The 2007 European Antimicrobial Resistance Surveillance System (EARSS) Report, disclosed relevant and worrying statistics for Romania by comparison with other EU countries. According to this study, Romanian data on antimicrobial resistance show high levels, more than 25%, a constantly increasing trend in the past years. Therefore, there is a pressing need worldwide to develop new therapeutic agents, ideally in the form of new classes of antibacterial agents as the structural modification of drugs to which resistance has already been developed rarely provides a major solution.
Based on the encouraging results mentioned before, along with the accumulated experience in both flavonoids and [2.2]paracyclophanes, we consider to have a strong background in launching and developing new strategies for the synthesis of novel compounds with potential antimicrobial activity.

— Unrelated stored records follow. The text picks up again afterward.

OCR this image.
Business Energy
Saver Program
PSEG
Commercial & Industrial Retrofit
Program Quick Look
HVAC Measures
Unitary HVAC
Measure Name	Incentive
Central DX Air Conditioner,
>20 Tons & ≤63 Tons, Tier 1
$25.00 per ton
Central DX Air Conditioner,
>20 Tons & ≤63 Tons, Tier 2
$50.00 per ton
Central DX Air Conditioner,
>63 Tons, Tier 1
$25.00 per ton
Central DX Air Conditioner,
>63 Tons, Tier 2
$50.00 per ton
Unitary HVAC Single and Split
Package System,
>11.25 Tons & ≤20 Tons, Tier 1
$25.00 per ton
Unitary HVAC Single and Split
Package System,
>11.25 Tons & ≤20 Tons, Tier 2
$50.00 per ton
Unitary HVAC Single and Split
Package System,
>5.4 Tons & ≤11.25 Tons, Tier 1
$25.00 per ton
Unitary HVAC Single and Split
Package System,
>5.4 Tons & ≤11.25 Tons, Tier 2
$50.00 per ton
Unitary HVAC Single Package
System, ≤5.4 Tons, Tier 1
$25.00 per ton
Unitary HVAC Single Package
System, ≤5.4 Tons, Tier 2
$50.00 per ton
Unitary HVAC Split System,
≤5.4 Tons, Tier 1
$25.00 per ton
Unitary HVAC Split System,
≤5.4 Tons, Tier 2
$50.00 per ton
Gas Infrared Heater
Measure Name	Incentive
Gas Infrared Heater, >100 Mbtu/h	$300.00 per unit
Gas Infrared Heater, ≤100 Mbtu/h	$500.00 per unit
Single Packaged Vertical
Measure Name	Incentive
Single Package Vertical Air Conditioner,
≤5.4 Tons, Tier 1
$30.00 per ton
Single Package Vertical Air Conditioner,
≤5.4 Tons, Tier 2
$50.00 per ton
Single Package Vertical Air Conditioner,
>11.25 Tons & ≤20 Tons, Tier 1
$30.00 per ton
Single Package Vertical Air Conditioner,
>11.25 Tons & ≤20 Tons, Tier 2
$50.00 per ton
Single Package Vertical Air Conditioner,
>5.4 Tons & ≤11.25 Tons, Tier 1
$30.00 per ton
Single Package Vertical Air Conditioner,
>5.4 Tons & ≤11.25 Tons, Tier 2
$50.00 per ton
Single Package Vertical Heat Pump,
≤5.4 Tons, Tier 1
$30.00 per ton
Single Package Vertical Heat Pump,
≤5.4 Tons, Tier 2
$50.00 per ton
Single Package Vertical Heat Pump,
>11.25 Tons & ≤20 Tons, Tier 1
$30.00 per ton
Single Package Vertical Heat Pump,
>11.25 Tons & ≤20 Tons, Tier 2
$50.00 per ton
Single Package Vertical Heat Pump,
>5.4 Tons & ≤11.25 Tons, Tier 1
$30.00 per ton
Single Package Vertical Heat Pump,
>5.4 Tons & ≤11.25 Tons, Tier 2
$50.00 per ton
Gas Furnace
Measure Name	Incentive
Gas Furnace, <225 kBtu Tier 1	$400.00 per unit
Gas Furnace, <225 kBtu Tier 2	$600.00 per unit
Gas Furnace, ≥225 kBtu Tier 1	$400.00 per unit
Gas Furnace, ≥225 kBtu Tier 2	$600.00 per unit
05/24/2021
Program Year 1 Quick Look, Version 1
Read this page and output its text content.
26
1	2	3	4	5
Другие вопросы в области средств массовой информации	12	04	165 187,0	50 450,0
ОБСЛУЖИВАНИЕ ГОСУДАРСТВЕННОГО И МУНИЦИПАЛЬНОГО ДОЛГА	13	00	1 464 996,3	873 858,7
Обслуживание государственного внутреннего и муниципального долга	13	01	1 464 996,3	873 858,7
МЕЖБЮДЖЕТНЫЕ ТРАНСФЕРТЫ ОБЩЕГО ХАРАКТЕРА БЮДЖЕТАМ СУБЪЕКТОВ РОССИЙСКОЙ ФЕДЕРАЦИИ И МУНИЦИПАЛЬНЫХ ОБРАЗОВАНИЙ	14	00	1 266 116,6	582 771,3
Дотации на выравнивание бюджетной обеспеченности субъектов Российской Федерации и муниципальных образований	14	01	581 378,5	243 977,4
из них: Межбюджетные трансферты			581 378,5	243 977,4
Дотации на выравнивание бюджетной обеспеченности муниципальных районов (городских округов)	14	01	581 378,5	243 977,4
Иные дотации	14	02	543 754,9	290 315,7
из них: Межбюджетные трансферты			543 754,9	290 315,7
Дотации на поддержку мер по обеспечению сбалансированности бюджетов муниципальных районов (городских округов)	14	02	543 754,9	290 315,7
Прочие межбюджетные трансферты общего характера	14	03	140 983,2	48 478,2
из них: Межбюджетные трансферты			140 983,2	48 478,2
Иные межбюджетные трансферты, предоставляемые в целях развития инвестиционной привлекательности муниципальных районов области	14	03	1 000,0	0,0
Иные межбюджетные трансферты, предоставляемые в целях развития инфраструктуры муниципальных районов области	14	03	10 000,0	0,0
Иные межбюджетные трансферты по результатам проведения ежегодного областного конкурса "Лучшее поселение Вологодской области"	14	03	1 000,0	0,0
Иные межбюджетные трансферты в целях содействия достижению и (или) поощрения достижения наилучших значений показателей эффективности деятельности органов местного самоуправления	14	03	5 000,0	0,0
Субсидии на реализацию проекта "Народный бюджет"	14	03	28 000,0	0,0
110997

The main target of the present project is to synthesize new hybrid [2.2]paracyclophane-flavonoids systems with potential antimicrobial activity. The introduction of one or more tricyclic flavonoids moieties into the [2.2]paracyclophane framework is worth investigating, as the new derivatives might display enhanced antimicrobial activity. Moreover, these new molecules could also possess other biological properties. In order to achieve the main goal, several objectives must be addressed in correlation with the outcome of the project:
1. The synthesis of 1,3-dithiolium flavonoids linked to a [2.2]paracyclophane core and evaluation of their structural stability.
2. Evaluation of the antibacterial spectrum of the synthesized flavonoids.
3. Structure-activity relationship for antibacterial activity of the synthesized flavonoids.
4. Dissemination of the project results.